# Tutorial: Hadoop and Hadoop Distributed File System (HDFS)

In this tutorial, you will:

* Create a MapReduce task using the Hadoop "Streaming" API (Python)
* Import a spam dataset into the Hadoop Distributed File System (HDFS)
* Run a MapReduce task using HDFS

## Setup
* This tutorial expects you to be using the COMP6235 Virtual Machine for VirtualBox. No support is provided for other solutions. Setup instructions are available at http://edshare.soton.ac.uk/id/document/324163
* Run "run-jupyter" to start Jupyter Notebook
* Download the .ipynb file at http://edshare.soton.ac.uk/19650/ and import it into Jupyter

# Refresher: What is Hadoop?

Apache Hadoop is an open-source software framework for distributing the processing of large amounts of data across multiple machines. It has an emphasis on fault-tolerant processing of data on large clusters. Hadoop has three important components:

**Hadoop Distributed File System** - A distributed file-system that stores data and facilitates the sharing of data between different machines in a Hadoop cluster (group of machines).

**Hadoop YARN** - A platform for managing the computing resources available to Hadoop, notably performing the task of scheduling jobs to run on other machines.

**Hadoop MapReduce** - Support for the MapReduce programming model for large-scale data processing

All of these are already set up and (mostly) configured in the Virtual Machine, though this tutorial will walk you through starting and using these tools.

## Firstly: Start a new terminal
In addition to running Notebooks, Jupyter is also capable of running a terminal, an interactive text-based interface to the Virtual machine. On the main menu on the `Home` page, you can start a new terminal by clicking on `New` -> `Terminal`.  

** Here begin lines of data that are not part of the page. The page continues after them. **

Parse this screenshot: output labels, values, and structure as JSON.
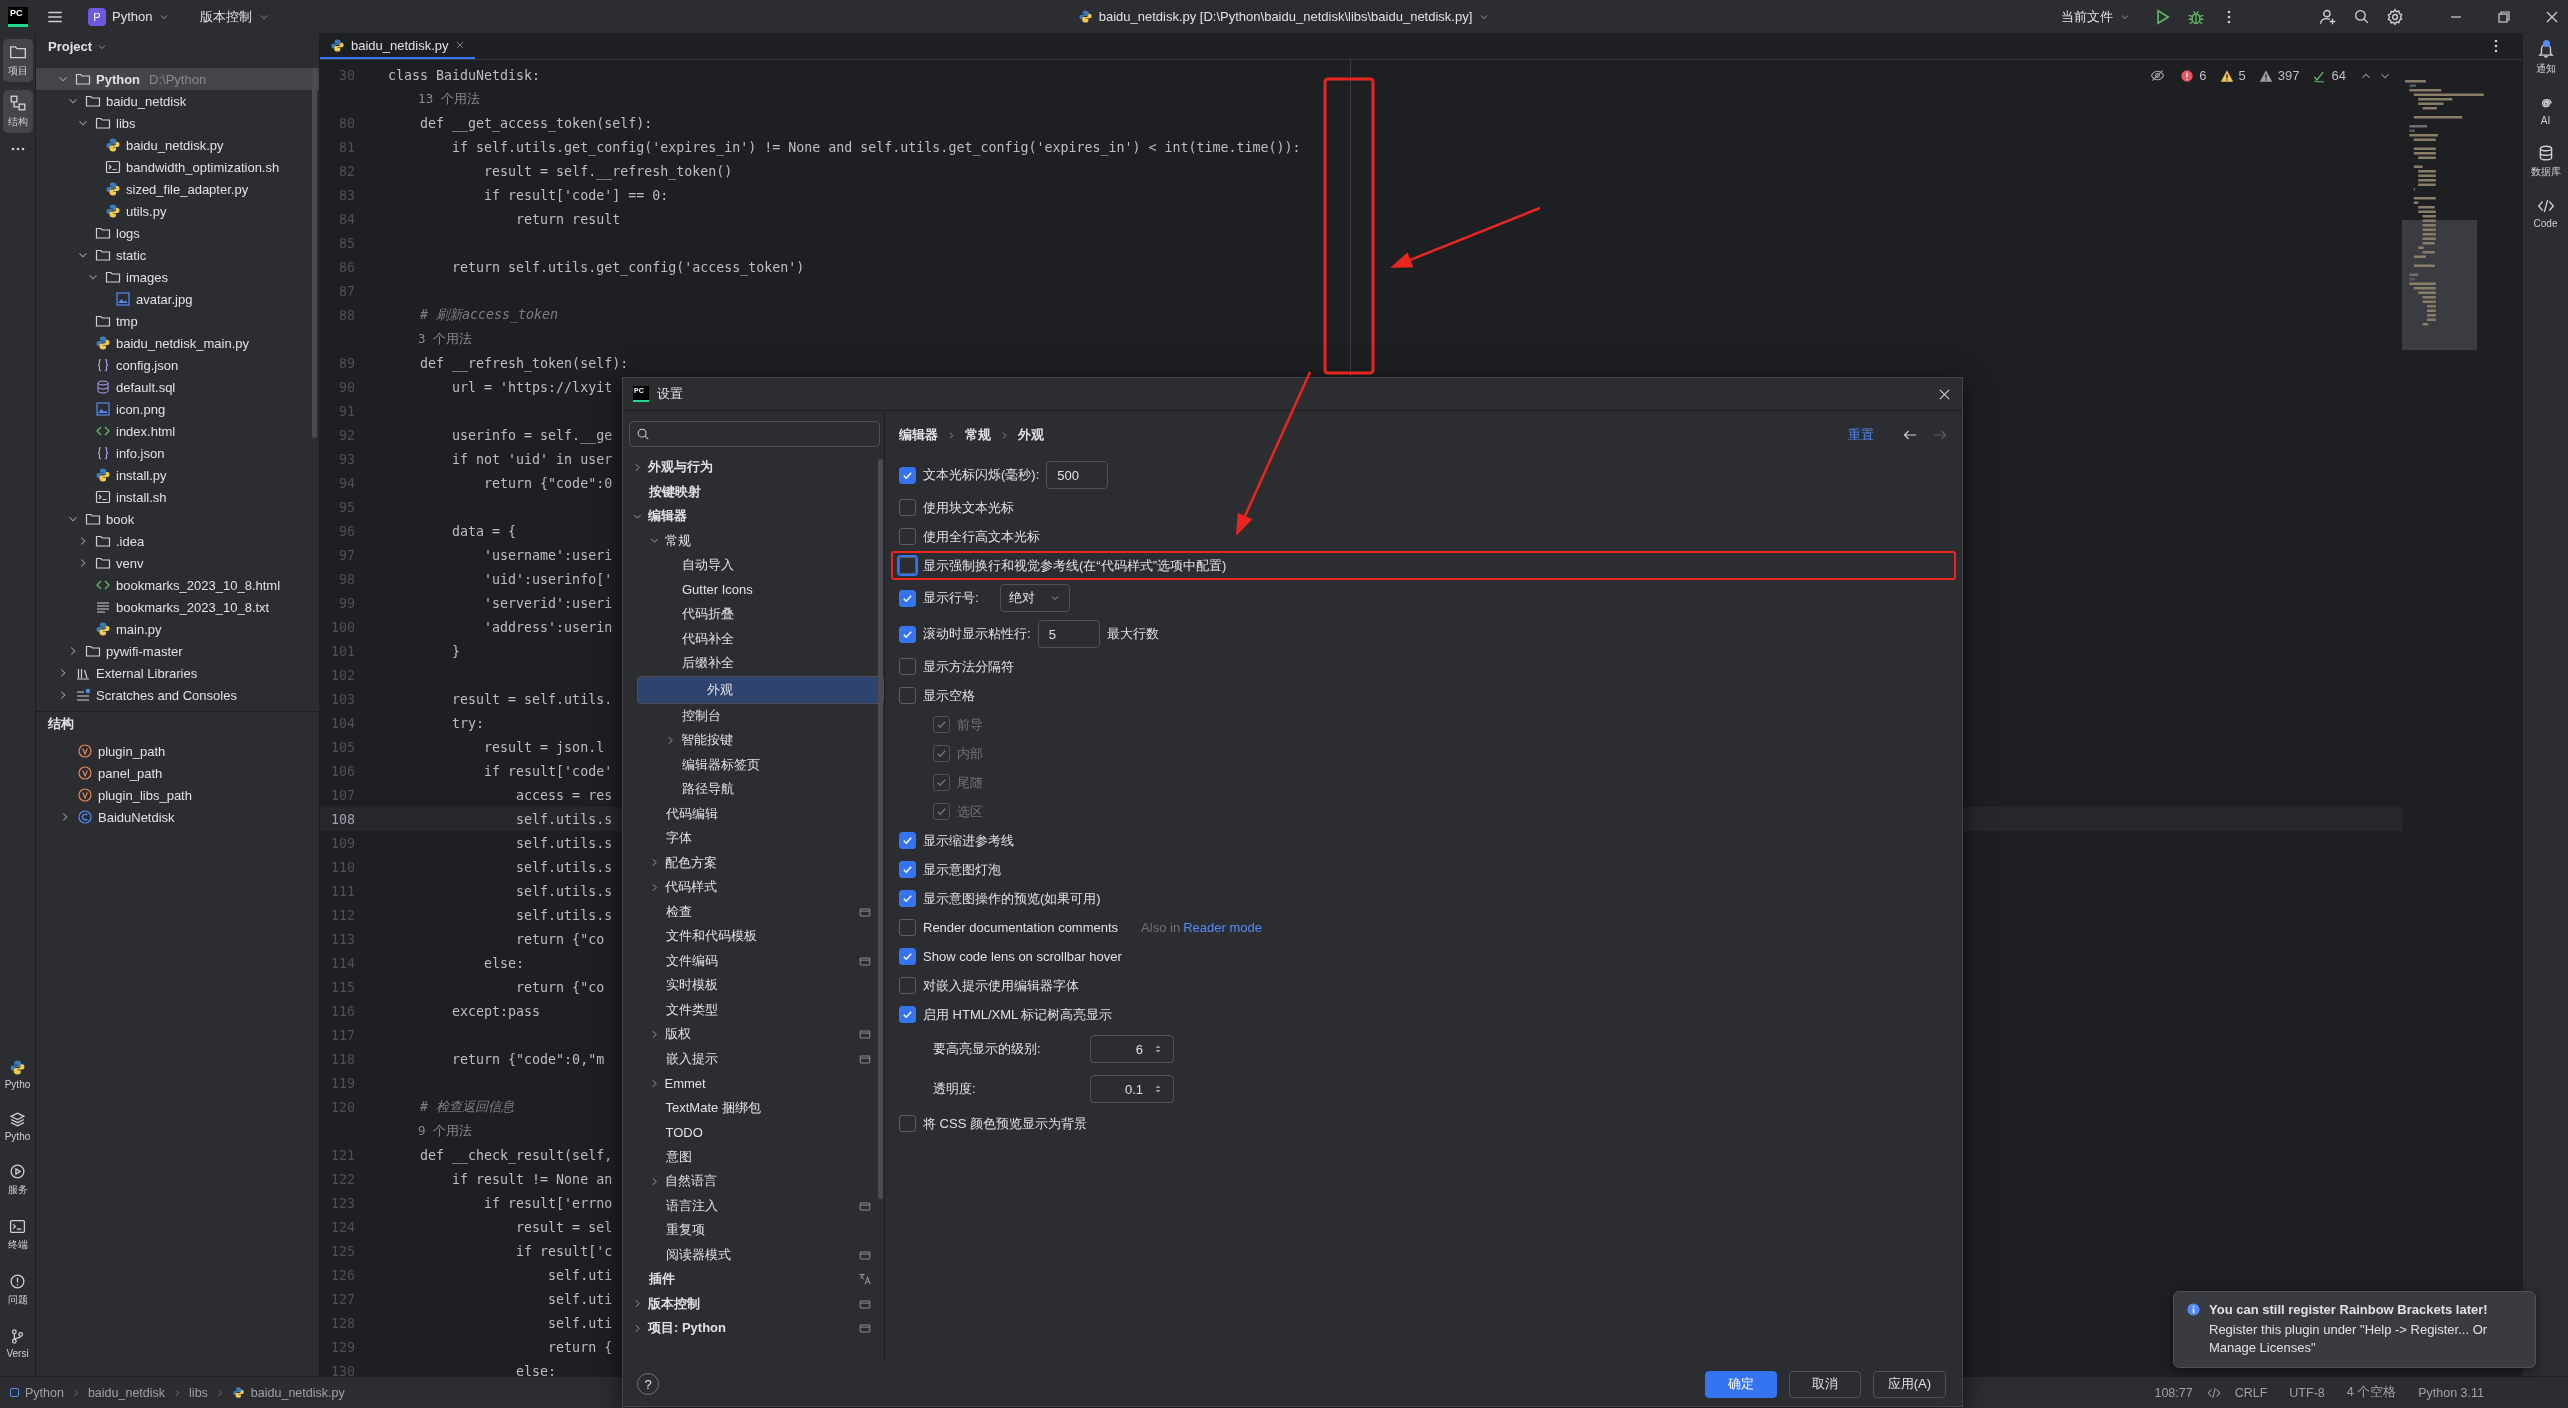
{
  "top_bar": {
    "logo": "PC",
    "project_badge": "P",
    "project": "Python",
    "vcs": "版本控制",
    "file_title": "baidu_netdisk.py [D:\\Python\\baidu_netdisk\\libs\\baidu_netdisk.py]",
    "run_config": "当前文件"
  },
  "left_toolbar": {
    "top": [
      {
        "kind": "folder",
        "label": "项目",
        "selected": true
      },
      {
        "kind": "structure",
        "label": "结构",
        "selected": true
      }
    ],
    "bottom": [
      {
        "kind": "python",
        "label": "Pytho"
      },
      {
        "kind": "layers",
        "label": "Pytho"
      },
      {
        "kind": "services",
        "label": "服务"
      },
      {
        "kind": "terminal",
        "label": "终端"
      },
      {
        "kind": "problems",
        "label": "问题"
      },
      {
        "kind": "git",
        "label": "Versi"
      }
    ]
  },
  "right_toolbar": [
    {
      "kind": "bell",
      "label": "通知",
      "badge": true
    },
    {
      "kind": "spiral",
      "label": "AI",
      "badge": false
    },
    {
      "kind": "database",
      "label": "数据库",
      "badge": false
    },
    {
      "kind": "code",
      "label": "Code",
      "badge": false
    }
  ],
  "project_panel": {
    "title": "Project",
    "tree": [
      {
        "name": "Python",
        "note": "D:\\Python",
        "kind": "folder",
        "expanded": true,
        "selected": true,
        "children": [
          {
            "name": "baidu_netdisk",
            "kind": "folder",
            "expanded": true,
            "selected": false,
            "children": [
              {
                "name": "libs",
                "kind": "folder",
                "expanded": true,
                "selected": false,
                "children": [
                  {
                    "name": "baidu_netdisk.py",
                    "kind": "python",
                    "selected": false
                  },
                  {
                    "name": "bandwidth_optimization.sh",
                    "kind": "shell",
                    "selected": false
                  },
                  {
                    "name": "sized_file_adapter.py",
                    "kind": "python",
                    "selected": false
                  },
                  {
                    "name": "utils.py",
                    "kind": "python",
                    "selected": false
                  }
                ]
              },
              {
                "name": "logs",
                "kind": "folder",
                "selected": false
              },
              {
                "name": "static",
                "kind": "folder",
                "expanded": true,
                "selected": false,
                "children": [
                  {
                    "name": "images",
                    "kind": "folder",
                    "expanded": true,
                    "selected": false,
                    "children": [
                      {
                        "name": "avatar.jpg",
                        "kind": "image",
                        "selected": false
                      }
                    ]
                  }
                ]
              },
              {
                "name": "tmp",
                "kind": "folder",
                "selected": false
              },
              {
                "name": "baidu_netdisk_main.py",
                "kind": "python",
                "selected": false
              },
              {
                "name": "config.json",
                "kind": "json",
                "selected": false
              },
              {
                "name": "default.sql",
                "kind": "sql",
                "selected": false
              },
              {
                "name": "icon.png",
                "kind": "image",
                "selected": false
              },
              {
                "name": "index.html",
                "kind": "html",
                "selected": false
              },
              {
                "name": "info.json",
                "kind": "json",
                "selected": false
              },
              {
                "name": "install.py",
                "kind": "python",
                "selected": false
              },
              {
                "name": "install.sh",
                "kind": "shell",
                "selected": false
              }
            ]
          },
          {
            "name": "book",
            "kind": "folder",
            "expanded": true,
            "selected": false,
            "children": [
              {
                "name": ".idea",
                "kind": "folder",
                "expanded": false,
                "selected": false
              },
              {
                "name": "venv",
                "kind": "folder",
                "expanded": false,
                "selected": false
              },
              {
                "name": "bookmarks_2023_10_8.html",
                "kind": "html",
                "selected": false
              },
              {
                "name": "bookmarks_2023_10_8.txt",
                "kind": "text",
                "selected": false
              },
              {
                "name": "main.py",
                "kind": "python",
                "selected": false
              }
            ]
          },
          {
            "name": "pywifi-master",
            "kind": "folder",
            "expanded": false,
            "selected": false
          }
        ]
      },
      {
        "name": "External Libraries",
        "kind": "library",
        "expanded": false,
        "selected": false
      },
      {
        "name": "Scratches and Consoles",
        "kind": "scratch",
        "expanded": false,
        "selected": false
      }
    ]
  },
  "structure_panel": {
    "title": "结构",
    "items": [
      {
        "name": "plugin_path",
        "kind": "variable"
      },
      {
        "name": "panel_path",
        "kind": "variable"
      },
      {
        "name": "plugin_libs_path",
        "kind": "variable"
      },
      {
        "name": "BaiduNetdisk",
        "kind": "class",
        "expanded": false
      }
    ]
  },
  "editor": {
    "tab": {
      "label": "baidu_netdisk.py",
      "selected": true
    },
    "inspections": {
      "errors": "6",
      "warnings": "5",
      "weak_warnings": "397",
      "typos": "64"
    },
    "right_margin_guide": true,
    "lines": [
      {
        "number": "30",
        "text": "class BaiduNetdisk:",
        "kind": "code",
        "current": false
      },
      {
        "text": "    13 个用法",
        "kind": "usages",
        "current": false
      },
      {
        "number": "80",
        "text": "    def __get_access_token(self):",
        "kind": "code",
        "current": false
      },
      {
        "number": "81",
        "text": "        if self.utils.get_config('expires_in') != None and self.utils.get_config('expires_in') < int(time.time()):",
        "kind": "code",
        "current": false
      },
      {
        "number": "82",
        "text": "            result = self.__refresh_token()",
        "kind": "code",
        "current": false
      },
      {
        "number": "83",
        "text": "            if result['code'] == 0:",
        "kind": "code",
        "current": false
      },
      {
        "number": "84",
        "text": "                return result",
        "kind": "code",
        "current": false
      },
      {
        "number": "85",
        "current": false
      },
      {
        "number": "86",
        "text": "        return self.utils.get_config('access_token')",
        "kind": "code",
        "current": false
      },
      {
        "number": "87",
        "current": false
      },
      {
        "number": "88",
        "text": "    # 刷新access_token",
        "kind": "comment",
        "current": false
      },
      {
        "text": "    3 个用法",
        "kind": "usages",
        "current": false
      },
      {
        "number": "89",
        "text": "    def __refresh_token(self):",
        "kind": "code",
        "current": false
      },
      {
        "number": "90",
        "text": "        url = 'https://lxyit",
        "kind": "code",
        "current": false
      },
      {
        "number": "91",
        "current": false
      },
      {
        "number": "92",
        "text": "        userinfo = self.__ge",
        "kind": "code",
        "current": false
      },
      {
        "number": "93",
        "text": "        if not 'uid' in user",
        "kind": "code",
        "current": false
      },
      {
        "number": "94",
        "text": "            return {\"code\":0",
        "kind": "code",
        "current": false
      },
      {
        "number": "95",
        "current": false
      },
      {
        "number": "96",
        "text": "        data = {",
        "kind": "code",
        "current": false
      },
      {
        "number": "97",
        "text": "            'username':useri",
        "kind": "code",
        "current": false
      },
      {
        "number": "98",
        "text": "            'uid':userinfo['",
        "kind": "code",
        "current": false
      },
      {
        "number": "99",
        "text": "            'serverid':useri",
        "kind": "code",
        "current": false
      },
      {
        "number": "100",
        "text": "            'address':userin",
        "kind": "code",
        "current": false
      },
      {
        "number": "101",
        "text": "        }",
        "kind": "code",
        "current": false
      },
      {
        "number": "102",
        "current": false
      },
      {
        "number": "103",
        "text": "        result = self.utils.",
        "kind": "code",
        "current": false
      },
      {
        "number": "104",
        "text": "        try:",
        "kind": "code",
        "current": false
      },
      {
        "number": "105",
        "text": "            result = json.l",
        "kind": "code",
        "current": false
      },
      {
        "number": "106",
        "text": "            if result['code'",
        "kind": "code",
        "current": false
      },
      {
        "number": "107",
        "text": "                access = res",
        "kind": "code",
        "current": false
      },
      {
        "number": "108",
        "text": "                self.utils.s",
        "kind": "code",
        "current": true
      },
      {
        "number": "109",
        "text": "                self.utils.s",
        "kind": "code",
        "current": false
      },
      {
        "number": "110",
        "text": "                self.utils.s",
        "kind": "code",
        "current": false
      },
      {
        "number": "111",
        "text": "                self.utils.s",
        "kind": "code",
        "current": false
      },
      {
        "number": "112",
        "text": "                self.utils.s",
        "kind": "code",
        "current": false
      },
      {
        "number": "113",
        "text": "                return {\"co",
        "kind": "code",
        "current": false
      },
      {
        "number": "114",
        "text": "            else:",
        "kind": "code",
        "current": false
      },
      {
        "number": "115",
        "text": "                return {\"co",
        "kind": "code",
        "current": false
      },
      {
        "number": "116",
        "text": "        except:pass",
        "kind": "code",
        "current": false
      },
      {
        "number": "117",
        "current": false
      },
      {
        "number": "118",
        "text": "        return {\"code\":0,\"m",
        "kind": "code",
        "current": false
      },
      {
        "number": "119",
        "current": false
      },
      {
        "number": "120",
        "text": "    # 检查返回信息",
        "kind": "comment",
        "current": false
      },
      {
        "text": "    9 个用法",
        "kind": "usages",
        "current": false
      },
      {
        "number": "121",
        "text": "    def __check_result(self,",
        "kind": "code",
        "current": false
      },
      {
        "number": "122",
        "text": "        if result != None an",
        "kind": "code",
        "current": false
      },
      {
        "number": "123",
        "text": "            if result['errno",
        "kind": "code",
        "current": false
      },
      {
        "number": "124",
        "text": "                result = sel",
        "kind": "code",
        "current": false
      },
      {
        "number": "125",
        "text": "                if result['c",
        "kind": "code",
        "current": false
      },
      {
        "number": "126",
        "text": "                    self.uti",
        "kind": "code",
        "current": false
      },
      {
        "number": "127",
        "text": "                    self.uti",
        "kind": "code",
        "current": false
      },
      {
        "number": "128",
        "text": "                    self.uti",
        "kind": "code",
        "current": false
      },
      {
        "number": "129",
        "text": "                    return {",
        "kind": "code",
        "current": false
      },
      {
        "number": "130",
        "text": "                else:",
        "kind": "code",
        "current": false
      }
    ]
  },
  "status_bar": {
    "breadcrumbs": [
      "Python",
      "baidu_netdisk",
      "libs",
      "baidu_netdisk.py"
    ],
    "position": "108:77",
    "line_separator": "CRLF",
    "encoding": "UTF-8",
    "indent": "4 个空格",
    "interpreter": "Python 3.11"
  },
  "settings_dialog": {
    "logo": "PC",
    "title": "设置",
    "tree": [
      {
        "label": "外观与行为",
        "expanded": false,
        "selected": false
      },
      {
        "label": "按键映射",
        "selected": false
      },
      {
        "label": "编辑器",
        "expanded": true,
        "selected": false,
        "children": [
          {
            "label": "常规",
            "expanded": true,
            "selected": false,
            "children": [
              {
                "label": "自动导入",
                "selected": false
              },
              {
                "label": "Gutter Icons",
                "selected": false
              },
              {
                "label": "代码折叠",
                "selected": false
              },
              {
                "label": "代码补全",
                "selected": false
              },
              {
                "label": "后缀补全",
                "selected": false
              },
              {
                "label": "外观",
                "selected": true
              },
              {
                "label": "控制台",
                "selected": false
              },
              {
                "label": "智能按键",
                "expanded": false,
                "selected": false
              },
              {
                "label": "编辑器标签页",
                "selected": false
              },
              {
                "label": "路径导航",
                "selected": false
              }
            ]
          },
          {
            "label": "代码编辑",
            "selected": false
          },
          {
            "label": "字体",
            "selected": false
          },
          {
            "label": "配色方案",
            "expanded": false,
            "selected": false
          },
          {
            "label": "代码样式",
            "expanded": false,
            "selected": false
          },
          {
            "label": "检查",
            "selected": false,
            "project_scope": true
          },
          {
            "label": "文件和代码模板",
            "selected": false
          },
          {
            "label": "文件编码",
            "selected": false,
            "project_scope": true
          },
          {
            "label": "实时模板",
            "selected": false
          },
          {
            "label": "文件类型",
            "selected": false
          },
          {
            "label": "版权",
            "expanded": false,
            "selected": false,
            "project_scope": true
          },
          {
            "label": "嵌入提示",
            "selected": false,
            "project_scope": true
          },
          {
            "label": "Emmet",
            "expanded": false,
            "selected": false
          },
          {
            "label": "TextMate 捆绑包",
            "selected": false
          },
          {
            "label": "TODO",
            "selected": false
          },
          {
            "label": "意图",
            "selected": false
          },
          {
            "label": "自然语言",
            "expanded": false,
            "selected": false
          },
          {
            "label": "语言注入",
            "selected": false,
            "project_scope": true
          },
          {
            "label": "重复项",
            "selected": false
          },
          {
            "label": "阅读器模式",
            "selected": false,
            "project_scope": true
          }
        ]
      },
      {
        "label": "插件",
        "selected": false,
        "translatable": true
      },
      {
        "label": "版本控制",
        "expanded": false,
        "selected": false,
        "project_scope": true
      },
      {
        "label": "项目: Python",
        "expanded": false,
        "selected": false,
        "project_scope": true
      }
    ],
    "breadcrumbs": [
      "编辑器",
      "常规",
      "外观"
    ],
    "reset": "重置",
    "back_enabled": true,
    "forward_enabled": false,
    "options": [
      {
        "kind": "checkbox",
        "label": "文本光标闪烁(毫秒):",
        "checked": true,
        "value": "500",
        "focused": false,
        "annotated": false
      },
      {
        "kind": "checkbox",
        "label": "使用块文本光标",
        "checked": false,
        "focused": false,
        "annotated": false
      },
      {
        "kind": "checkbox",
        "label": "使用全行高文本光标",
        "checked": false,
        "focused": false,
        "annotated": false
      },
      {
        "kind": "checkbox",
        "label": "显示强制换行和视觉参考线(在“代码样式”选项中配置)",
        "checked": false,
        "focused": true,
        "annotated": true
      },
      {
        "kind": "select",
        "label": "显示行号:",
        "checked": true,
        "value": "绝对",
        "focused": false,
        "annotated": false
      },
      {
        "kind": "checkbox",
        "label": "滚动时显示粘性行:",
        "checked": true,
        "value": "5",
        "suffix": "最大行数",
        "focused": false,
        "annotated": false
      },
      {
        "kind": "checkbox",
        "label": "显示方法分隔符",
        "checked": false,
        "focused": false,
        "annotated": false
      },
      {
        "kind": "checkbox",
        "label": "显示空格",
        "checked": false,
        "focused": false,
        "annotated": false,
        "children": [
          {
            "kind": "checkbox",
            "label": "前导",
            "checked": true,
            "disabled": true
          },
          {
            "kind": "checkbox",
            "label": "内部",
            "checked": true,
            "disabled": true
          },
          {
            "kind": "checkbox",
            "label": "尾随",
            "checked": true,
            "disabled": true
          },
          {
            "kind": "checkbox",
            "label": "选区",
            "checked": true,
            "disabled": true
          }
        ]
      },
      {
        "kind": "checkbox",
        "label": "显示缩进参考线",
        "checked": true,
        "focused": false,
        "annotated": false
      },
      {
        "kind": "checkbox",
        "label": "显示意图灯泡",
        "checked": true,
        "focused": false,
        "annotated": false
      },
      {
        "kind": "checkbox",
        "label": "显示意图操作的预览(如果可用)",
        "checked": true,
        "focused": false,
        "annotated": false
      },
      {
        "kind": "checkbox",
        "label": "Render documentation comments",
        "checked": false,
        "note": "Also in",
        "link": "Reader mode",
        "focused": false,
        "annotated": false
      },
      {
        "kind": "checkbox",
        "label": "Show code lens on scrollbar hover",
        "checked": true,
        "focused": false,
        "annotated": false
      },
      {
        "kind": "checkbox",
        "label": "对嵌入提示使用编辑器字体",
        "checked": false,
        "focused": false,
        "annotated": false
      },
      {
        "kind": "checkbox",
        "label": "启用 HTML/XML 标记树高亮显示",
        "checked": true,
        "focused": false,
        "annotated": false,
        "children": [
          {
            "kind": "spinner",
            "label": "要高亮显示的级别:",
            "value": "6"
          },
          {
            "kind": "spinner",
            "label": "透明度:",
            "value": "0.1"
          }
        ]
      },
      {
        "kind": "checkbox",
        "label": "将 CSS 颜色预览显示为背景",
        "checked": false,
        "focused": false,
        "annotated": false
      }
    ],
    "help": "?",
    "buttons": [
      {
        "label": "确定",
        "kind": "primary"
      },
      {
        "label": "取消",
        "kind": "default"
      },
      {
        "label": "应用(A)",
        "kind": "default"
      }
    ]
  },
  "notification": {
    "title": "You can still register Rainbow Brackets later!",
    "body": "Register this plugin under \"Help -> Register... Or Manage Licenses\""
  },
  "annotations": [
    {
      "kind": "frame"
    },
    {
      "kind": "arrow"
    },
    {
      "kind": "arrow"
    }
  ]
}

We'll be using this to run some of the commands necessary to configure Hadoop. 

## Hadoop Modes of Operation

Hadoop has three main modes of operation:

**Standalone Mode** - This is the default mode used by Hadoop. It's localised to the current machine, and doesn't use HDFS, instead reading files from the local filesystem. It's primarily used for debugging.

**Pseudo-Distributed Mode** - This is where Hadoop uses a cluster consisting of only a single machine, with every Hadoop daemon (a type of program that sits there doing work in that background) running on that machine. This is mainly used for testing the Hadoop setup. 

**Fully-Distributed Mode** - This is where data and processing is split between multiple machines. This enables Hadoop to horizontally scale and leverage the resources of multiple machines. This is the main mode used by Hadoop in production.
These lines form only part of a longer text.